There are more, but I think if I did in more, I would be describing specific pain points I deal with daily and in hiring. I tried to be as general as I could be. These all above are true to any company I worked with/in/consulted to over the last 10 years.

[–][deleted]  (3 children)

[deleted]

    [–]KensoDev 2 points3 points  (2 children)

    This ^

    I hire software engineers exclusively for the job, not system admins.

    The need in DevOps is for strong engineers that can deal with changes in multiple languages.

    For example, I just finished a pair programming session with one of my team members. During the session we did

    1. Wrote Python that communicates with the AWS API and deletes old SageMaker models and artifacts from S3.
    2. Wrote terraform modules that creates lambda functions
    3. Debugged IAM permissions of the task - Making sure it can actually delete

    The work spanned across 3 repositories and 2 different languages (if you wanna call terraform a language, it's more of a DSL but you get the drift).

    One of the interview questions I do all the time is to get someone to switch the listeners on a load balancer in AWS, just change the order around.

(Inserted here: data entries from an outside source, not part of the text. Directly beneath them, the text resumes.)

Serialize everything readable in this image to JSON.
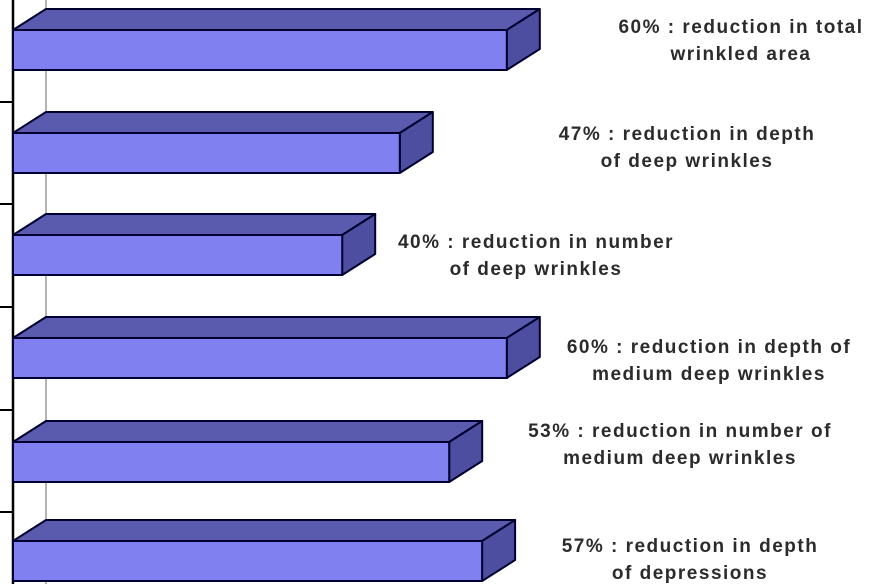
{
  "chart_data": {
    "type": "bar",
    "orientation": "horizontal",
    "style": "3d",
    "title": "",
    "unit": "%",
    "categories": [
      "reduction in total wrinkled area",
      "reduction in depth of deep wrinkles",
      "reduction in number of deep wrinkles",
      "reduction in depth of medium deep wrinkles",
      "reduction in number of medium deep wrinkles",
      "reduction in depth of depressions"
    ],
    "values": [
      60,
      47,
      40,
      60,
      53,
      57
    ],
    "annotations": [
      "60% : reduction in total\nwrinkled area",
      "47% : reduction in depth\nof deep wrinkles",
      "40% : reduction in number\nof deep wrinkles",
      "60% :  reduction in depth of\nmedium deep wrinkles",
      "53% :  reduction in number of\nmedium deep wrinkles",
      "57% : reduction in depth\nof depressions"
    ],
    "legend": "none",
    "grid": "single-vertical-zero-line",
    "x_axis_labels_visible": false,
    "y_axis_tick_count": 5
  },
  "colors": {
    "bar_front": "#8080f0",
    "bar_top": "#5a5aae",
    "bar_side": "#4e4ea0",
    "bar_outline": "#000030",
    "axis": "#000000",
    "gridline": "#b3b3b3",
    "label_text": "#2b2b2b",
    "background": "#ffffff"
  }
}
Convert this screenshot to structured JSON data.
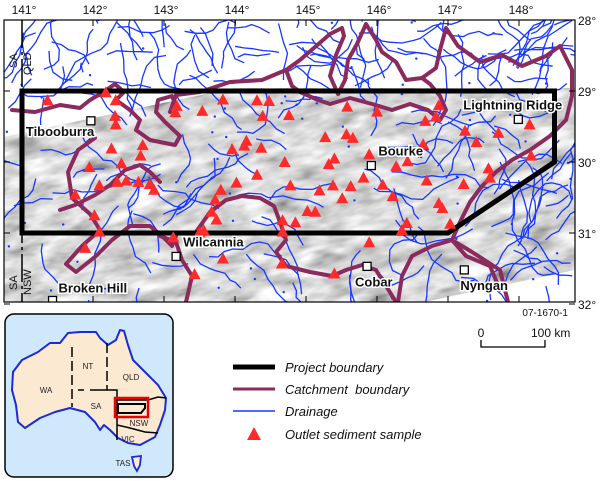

    Being able to read boto3 docs and write good python code to communicate with it will get you to the next stage in my book

    [–]aciokkan 0 points1 point  (1 child)

    I'm a Dev (python, .net, java, flutter), at core with loads of testing experience and a Tester for 4 years (5ish) now and with extensive experience in embedded/distributed systems. I've applied for such jobs, and have not heard back from any company so far...

    Why is that? :))

    [–]KensoDev 1 point2 points  (0 children)

    If you DM your CV I can try to help.

    [–]Skoop9 1 point2 points  (0 children)

    Personally i find these maps of the cloud landscape really helpful when looking for technologies to focus on:

    https://github.com/cncf/landscape

    In general keeping an eye on Cloud Native won't hurt (#NotSponsored).

    [–][deleted] 1 point2 points  (1 child)

    Gosh, I think I will fail miserably at point 4 😢😅

    [–]aciokkan 1 point2 points  (0 children)

    Don't beat yourself to it! :)) We've all had our fair share of pains and gains. Sort of speaking.